My name is Derek Hobson, I’m a Sr. Director of SEO at Brainlabs. I’ve been doing SEO since 2012. Some things you should know:
I believe SEO can be learned in a day.
As a concept, most aspects of SEO are common sense. Do you like a slow site? No. Do you like reading content that’s shallow and meaningless and like it was written by someone who’s never seen the product before? Of course not. SEO is not hard. What is hard is figuring out where to start without aimlessly wandering around. An SEO knows where to look and what to focus on.
I believe English papers are the essence of any good SEO.
I had to read numerous out-of-time texts (Shakespeare, The Iliad) and sum up some 500 cryptic pages in 5-pages for a modern audience. My English background doesn’t make me a stickler for grammar; it does however allow me to read about addiction, iCloud security services, reverse mortgages, executive finance education classes and summarize them for a layperson to understand.

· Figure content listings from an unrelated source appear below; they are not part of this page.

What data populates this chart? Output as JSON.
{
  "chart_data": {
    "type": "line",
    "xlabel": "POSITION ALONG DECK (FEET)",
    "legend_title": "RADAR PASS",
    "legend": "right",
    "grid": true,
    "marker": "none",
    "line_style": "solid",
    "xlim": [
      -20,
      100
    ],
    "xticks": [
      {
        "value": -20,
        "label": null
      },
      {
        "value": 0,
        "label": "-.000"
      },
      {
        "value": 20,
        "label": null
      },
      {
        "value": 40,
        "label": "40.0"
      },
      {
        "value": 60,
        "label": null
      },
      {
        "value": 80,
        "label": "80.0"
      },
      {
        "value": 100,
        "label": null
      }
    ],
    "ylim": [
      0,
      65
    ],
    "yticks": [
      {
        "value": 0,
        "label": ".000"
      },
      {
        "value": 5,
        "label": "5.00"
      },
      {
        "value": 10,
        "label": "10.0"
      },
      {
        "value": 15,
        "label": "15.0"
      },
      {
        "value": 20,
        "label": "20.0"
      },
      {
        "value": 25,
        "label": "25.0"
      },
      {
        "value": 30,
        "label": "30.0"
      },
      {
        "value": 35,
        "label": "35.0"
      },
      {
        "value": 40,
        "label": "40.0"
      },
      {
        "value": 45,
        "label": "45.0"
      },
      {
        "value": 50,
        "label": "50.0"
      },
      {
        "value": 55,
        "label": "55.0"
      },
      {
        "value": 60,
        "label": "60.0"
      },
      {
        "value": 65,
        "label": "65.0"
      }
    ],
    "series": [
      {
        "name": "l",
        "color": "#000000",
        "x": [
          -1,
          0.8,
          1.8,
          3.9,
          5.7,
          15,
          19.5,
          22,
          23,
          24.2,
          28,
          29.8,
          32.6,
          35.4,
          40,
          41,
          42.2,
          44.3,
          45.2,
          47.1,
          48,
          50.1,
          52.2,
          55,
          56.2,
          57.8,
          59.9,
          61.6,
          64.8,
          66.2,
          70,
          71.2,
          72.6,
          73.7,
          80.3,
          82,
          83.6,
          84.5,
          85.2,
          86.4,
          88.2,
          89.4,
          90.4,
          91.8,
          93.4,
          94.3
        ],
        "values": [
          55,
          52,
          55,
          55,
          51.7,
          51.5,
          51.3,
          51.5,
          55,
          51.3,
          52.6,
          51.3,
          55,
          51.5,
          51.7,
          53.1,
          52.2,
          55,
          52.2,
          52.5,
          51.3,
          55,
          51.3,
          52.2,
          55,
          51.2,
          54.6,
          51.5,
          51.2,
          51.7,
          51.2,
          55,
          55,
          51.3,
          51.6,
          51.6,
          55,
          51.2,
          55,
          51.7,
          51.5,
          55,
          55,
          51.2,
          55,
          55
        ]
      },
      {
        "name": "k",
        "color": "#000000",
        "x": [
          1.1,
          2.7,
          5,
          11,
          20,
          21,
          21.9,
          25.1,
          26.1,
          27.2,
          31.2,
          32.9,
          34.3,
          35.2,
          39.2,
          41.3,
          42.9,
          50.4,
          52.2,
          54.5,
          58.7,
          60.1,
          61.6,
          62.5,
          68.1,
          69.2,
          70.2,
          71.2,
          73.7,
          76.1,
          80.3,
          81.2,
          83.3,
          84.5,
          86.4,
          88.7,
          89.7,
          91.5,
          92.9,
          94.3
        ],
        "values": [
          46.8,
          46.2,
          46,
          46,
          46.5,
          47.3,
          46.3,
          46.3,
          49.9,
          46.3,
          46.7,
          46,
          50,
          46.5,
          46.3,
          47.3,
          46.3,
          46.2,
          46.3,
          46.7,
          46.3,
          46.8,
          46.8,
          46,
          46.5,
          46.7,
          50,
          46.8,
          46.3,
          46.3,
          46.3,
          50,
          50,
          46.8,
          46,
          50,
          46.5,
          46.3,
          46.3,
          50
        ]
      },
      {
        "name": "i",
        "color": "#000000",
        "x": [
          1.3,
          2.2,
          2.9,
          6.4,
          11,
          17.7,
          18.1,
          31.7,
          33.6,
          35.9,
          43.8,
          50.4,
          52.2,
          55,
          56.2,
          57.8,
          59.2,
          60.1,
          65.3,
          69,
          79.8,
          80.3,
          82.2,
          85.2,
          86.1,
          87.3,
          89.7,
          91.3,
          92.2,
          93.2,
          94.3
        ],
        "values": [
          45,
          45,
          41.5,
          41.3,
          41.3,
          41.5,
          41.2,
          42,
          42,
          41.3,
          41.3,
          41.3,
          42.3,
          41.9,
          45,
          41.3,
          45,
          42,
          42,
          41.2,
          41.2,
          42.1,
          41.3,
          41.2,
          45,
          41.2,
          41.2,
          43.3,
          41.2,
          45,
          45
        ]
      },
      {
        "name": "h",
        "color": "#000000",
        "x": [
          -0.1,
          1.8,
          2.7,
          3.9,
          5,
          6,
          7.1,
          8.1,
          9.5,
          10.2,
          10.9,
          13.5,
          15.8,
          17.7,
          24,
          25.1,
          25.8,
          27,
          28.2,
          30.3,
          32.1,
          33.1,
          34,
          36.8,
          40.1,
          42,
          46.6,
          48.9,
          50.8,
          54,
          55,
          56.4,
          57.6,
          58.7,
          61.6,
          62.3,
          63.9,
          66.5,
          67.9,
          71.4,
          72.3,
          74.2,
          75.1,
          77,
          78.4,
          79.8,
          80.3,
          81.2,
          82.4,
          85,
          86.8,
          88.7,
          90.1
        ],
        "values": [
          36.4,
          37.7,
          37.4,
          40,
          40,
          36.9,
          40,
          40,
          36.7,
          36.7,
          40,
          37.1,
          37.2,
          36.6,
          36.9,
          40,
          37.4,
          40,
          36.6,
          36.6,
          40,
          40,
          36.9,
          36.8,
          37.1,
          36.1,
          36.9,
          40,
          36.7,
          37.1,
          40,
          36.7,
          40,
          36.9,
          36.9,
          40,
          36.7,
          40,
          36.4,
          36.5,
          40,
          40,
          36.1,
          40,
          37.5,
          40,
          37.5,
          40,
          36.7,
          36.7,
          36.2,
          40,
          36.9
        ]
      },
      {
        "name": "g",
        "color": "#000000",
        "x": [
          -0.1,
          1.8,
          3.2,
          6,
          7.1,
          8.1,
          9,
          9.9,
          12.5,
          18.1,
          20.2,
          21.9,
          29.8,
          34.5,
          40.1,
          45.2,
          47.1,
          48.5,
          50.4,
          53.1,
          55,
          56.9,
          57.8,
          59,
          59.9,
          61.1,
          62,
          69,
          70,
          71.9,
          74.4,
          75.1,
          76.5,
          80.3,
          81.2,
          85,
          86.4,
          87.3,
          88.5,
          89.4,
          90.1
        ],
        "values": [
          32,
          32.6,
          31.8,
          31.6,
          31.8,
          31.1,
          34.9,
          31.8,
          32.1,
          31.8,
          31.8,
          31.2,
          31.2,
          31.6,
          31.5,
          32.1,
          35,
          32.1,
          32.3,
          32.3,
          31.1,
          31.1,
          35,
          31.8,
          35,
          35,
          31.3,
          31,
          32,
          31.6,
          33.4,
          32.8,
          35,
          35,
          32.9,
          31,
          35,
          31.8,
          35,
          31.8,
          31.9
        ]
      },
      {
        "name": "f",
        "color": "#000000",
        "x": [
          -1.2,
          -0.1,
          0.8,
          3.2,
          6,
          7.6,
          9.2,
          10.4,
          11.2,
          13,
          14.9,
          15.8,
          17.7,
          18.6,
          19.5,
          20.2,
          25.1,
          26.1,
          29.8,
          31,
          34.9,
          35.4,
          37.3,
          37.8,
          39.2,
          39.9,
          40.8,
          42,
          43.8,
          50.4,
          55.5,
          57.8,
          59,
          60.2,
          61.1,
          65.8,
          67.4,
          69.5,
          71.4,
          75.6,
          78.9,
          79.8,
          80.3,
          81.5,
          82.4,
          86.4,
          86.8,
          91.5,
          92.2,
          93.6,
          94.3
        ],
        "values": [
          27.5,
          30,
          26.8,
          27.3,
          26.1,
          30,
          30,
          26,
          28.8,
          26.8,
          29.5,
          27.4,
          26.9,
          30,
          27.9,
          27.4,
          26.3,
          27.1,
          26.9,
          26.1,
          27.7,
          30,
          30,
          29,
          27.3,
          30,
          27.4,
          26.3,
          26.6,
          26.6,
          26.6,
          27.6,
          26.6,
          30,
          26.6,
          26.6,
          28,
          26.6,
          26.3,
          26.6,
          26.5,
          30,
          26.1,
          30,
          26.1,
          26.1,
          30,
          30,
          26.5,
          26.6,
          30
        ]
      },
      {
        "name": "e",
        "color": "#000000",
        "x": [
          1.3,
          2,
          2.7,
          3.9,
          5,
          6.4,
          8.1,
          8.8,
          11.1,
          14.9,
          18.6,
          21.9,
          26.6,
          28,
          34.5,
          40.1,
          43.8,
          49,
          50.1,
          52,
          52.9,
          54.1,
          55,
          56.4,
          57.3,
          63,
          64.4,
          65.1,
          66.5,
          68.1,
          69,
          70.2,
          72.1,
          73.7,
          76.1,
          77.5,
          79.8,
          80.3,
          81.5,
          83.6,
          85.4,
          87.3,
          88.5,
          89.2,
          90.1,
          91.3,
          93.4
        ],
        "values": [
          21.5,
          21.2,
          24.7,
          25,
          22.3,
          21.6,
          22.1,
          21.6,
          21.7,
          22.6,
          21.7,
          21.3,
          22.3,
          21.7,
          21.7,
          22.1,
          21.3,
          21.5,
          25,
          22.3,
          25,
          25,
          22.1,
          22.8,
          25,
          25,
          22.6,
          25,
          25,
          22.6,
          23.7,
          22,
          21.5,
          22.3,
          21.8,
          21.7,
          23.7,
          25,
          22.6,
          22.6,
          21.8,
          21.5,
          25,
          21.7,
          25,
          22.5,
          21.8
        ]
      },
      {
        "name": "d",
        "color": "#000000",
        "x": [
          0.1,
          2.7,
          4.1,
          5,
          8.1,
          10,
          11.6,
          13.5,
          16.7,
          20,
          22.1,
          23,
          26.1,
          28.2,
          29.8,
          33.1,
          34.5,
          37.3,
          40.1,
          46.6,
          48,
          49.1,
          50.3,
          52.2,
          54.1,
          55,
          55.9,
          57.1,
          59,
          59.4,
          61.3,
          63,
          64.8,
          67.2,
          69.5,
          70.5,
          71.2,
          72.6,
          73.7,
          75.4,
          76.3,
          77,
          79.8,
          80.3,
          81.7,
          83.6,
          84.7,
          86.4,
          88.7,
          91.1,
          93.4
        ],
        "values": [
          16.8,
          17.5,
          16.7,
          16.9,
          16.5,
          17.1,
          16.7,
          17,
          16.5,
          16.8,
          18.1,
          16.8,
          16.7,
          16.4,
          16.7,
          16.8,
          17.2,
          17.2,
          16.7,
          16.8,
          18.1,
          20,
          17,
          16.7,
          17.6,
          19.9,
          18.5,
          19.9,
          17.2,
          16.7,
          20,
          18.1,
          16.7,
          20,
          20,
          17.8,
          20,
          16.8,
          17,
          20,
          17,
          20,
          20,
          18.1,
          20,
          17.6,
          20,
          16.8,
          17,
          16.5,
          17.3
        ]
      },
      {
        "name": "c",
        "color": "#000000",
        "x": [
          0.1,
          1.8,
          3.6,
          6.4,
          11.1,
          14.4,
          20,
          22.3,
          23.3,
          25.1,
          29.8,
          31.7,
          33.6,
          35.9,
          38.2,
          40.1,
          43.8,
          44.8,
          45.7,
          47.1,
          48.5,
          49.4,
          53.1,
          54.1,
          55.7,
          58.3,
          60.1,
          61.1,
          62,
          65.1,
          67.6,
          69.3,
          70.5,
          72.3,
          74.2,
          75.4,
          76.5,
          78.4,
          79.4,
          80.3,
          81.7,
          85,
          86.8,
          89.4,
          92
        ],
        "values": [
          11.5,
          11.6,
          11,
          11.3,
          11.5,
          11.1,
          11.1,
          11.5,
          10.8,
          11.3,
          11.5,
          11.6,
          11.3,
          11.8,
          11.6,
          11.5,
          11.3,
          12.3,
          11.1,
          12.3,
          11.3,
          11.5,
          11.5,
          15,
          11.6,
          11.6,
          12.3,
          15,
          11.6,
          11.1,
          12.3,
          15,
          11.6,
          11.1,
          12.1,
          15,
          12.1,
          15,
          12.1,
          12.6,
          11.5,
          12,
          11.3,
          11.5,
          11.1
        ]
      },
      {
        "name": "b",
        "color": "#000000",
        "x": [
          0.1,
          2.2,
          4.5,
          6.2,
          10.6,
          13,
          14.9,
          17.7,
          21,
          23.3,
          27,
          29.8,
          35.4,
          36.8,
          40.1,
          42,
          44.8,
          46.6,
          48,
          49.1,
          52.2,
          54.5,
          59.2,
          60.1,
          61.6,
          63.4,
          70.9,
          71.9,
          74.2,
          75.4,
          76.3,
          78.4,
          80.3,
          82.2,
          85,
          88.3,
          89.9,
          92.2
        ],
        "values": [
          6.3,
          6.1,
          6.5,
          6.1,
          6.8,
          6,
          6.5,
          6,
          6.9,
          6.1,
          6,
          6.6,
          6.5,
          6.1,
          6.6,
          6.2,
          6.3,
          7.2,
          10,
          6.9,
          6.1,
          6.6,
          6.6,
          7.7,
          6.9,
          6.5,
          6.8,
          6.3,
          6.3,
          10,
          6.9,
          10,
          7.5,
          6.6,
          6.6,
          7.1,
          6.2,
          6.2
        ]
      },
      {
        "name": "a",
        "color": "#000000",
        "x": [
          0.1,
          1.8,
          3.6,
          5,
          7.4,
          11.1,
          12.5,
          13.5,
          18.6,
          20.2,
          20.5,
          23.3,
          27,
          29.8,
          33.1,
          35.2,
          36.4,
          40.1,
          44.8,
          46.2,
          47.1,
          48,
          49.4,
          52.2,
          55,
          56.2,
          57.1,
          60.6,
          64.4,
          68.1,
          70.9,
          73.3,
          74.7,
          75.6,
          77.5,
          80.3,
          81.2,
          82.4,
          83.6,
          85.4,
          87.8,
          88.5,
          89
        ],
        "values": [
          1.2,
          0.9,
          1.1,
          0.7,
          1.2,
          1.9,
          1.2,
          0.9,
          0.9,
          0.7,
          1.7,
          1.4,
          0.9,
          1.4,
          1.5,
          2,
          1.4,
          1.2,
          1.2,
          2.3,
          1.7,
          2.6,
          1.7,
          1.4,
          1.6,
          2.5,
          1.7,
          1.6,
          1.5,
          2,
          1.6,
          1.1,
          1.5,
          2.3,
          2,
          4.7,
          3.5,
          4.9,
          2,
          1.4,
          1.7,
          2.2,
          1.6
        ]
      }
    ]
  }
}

There’s a big difference in search intent from a user looking up “get DUI off record” and “expunge my record” and I excel at identifying those audiences and writing content that caters to them.
I believe “best practices” are passive aggressive.
It’s not “me” you’re disagreeing with, I’m saying these are the “best practices” by the SEO whozits and whatsits.
Moreover, if you’ve worked on 1 ecom site and 1 saas site, you know they’re different. You also know that CMS-es are different. And you know the internal politics to get something launched are different. “Best practices” don’t exist. It’s lazy at best and passive aggressive at worst.
The internet should be fun!
The Googlers at Webmaster hangouts talk about this a lot and how many of the rules in place are to make the internet fun. This makes for a solid point below my atheism to best practices because — whether for SEO or UX — any “best practice” will have a counter-argument in place. One of my favorites being Paddy’s Life Below the Fold (unsecure — I know, right?! — but it is safe). This site came into my life at a time when getting copy above the fold was all any of my clients talked about.
Common sense should come first
Steve Krug authored Don’t Make Me Think in… hoo boy I don’t know when, but it is easily still one of the most relevant books for UX & design. I’ll give you the cliff’s notes:
People don’t read.
-Steve Krug (grossly paraphrased)
They look at sites like they’re billboards driving by at 60mph on the freeway, so sites should be designed that way.
Make things obvious; don’t make people think.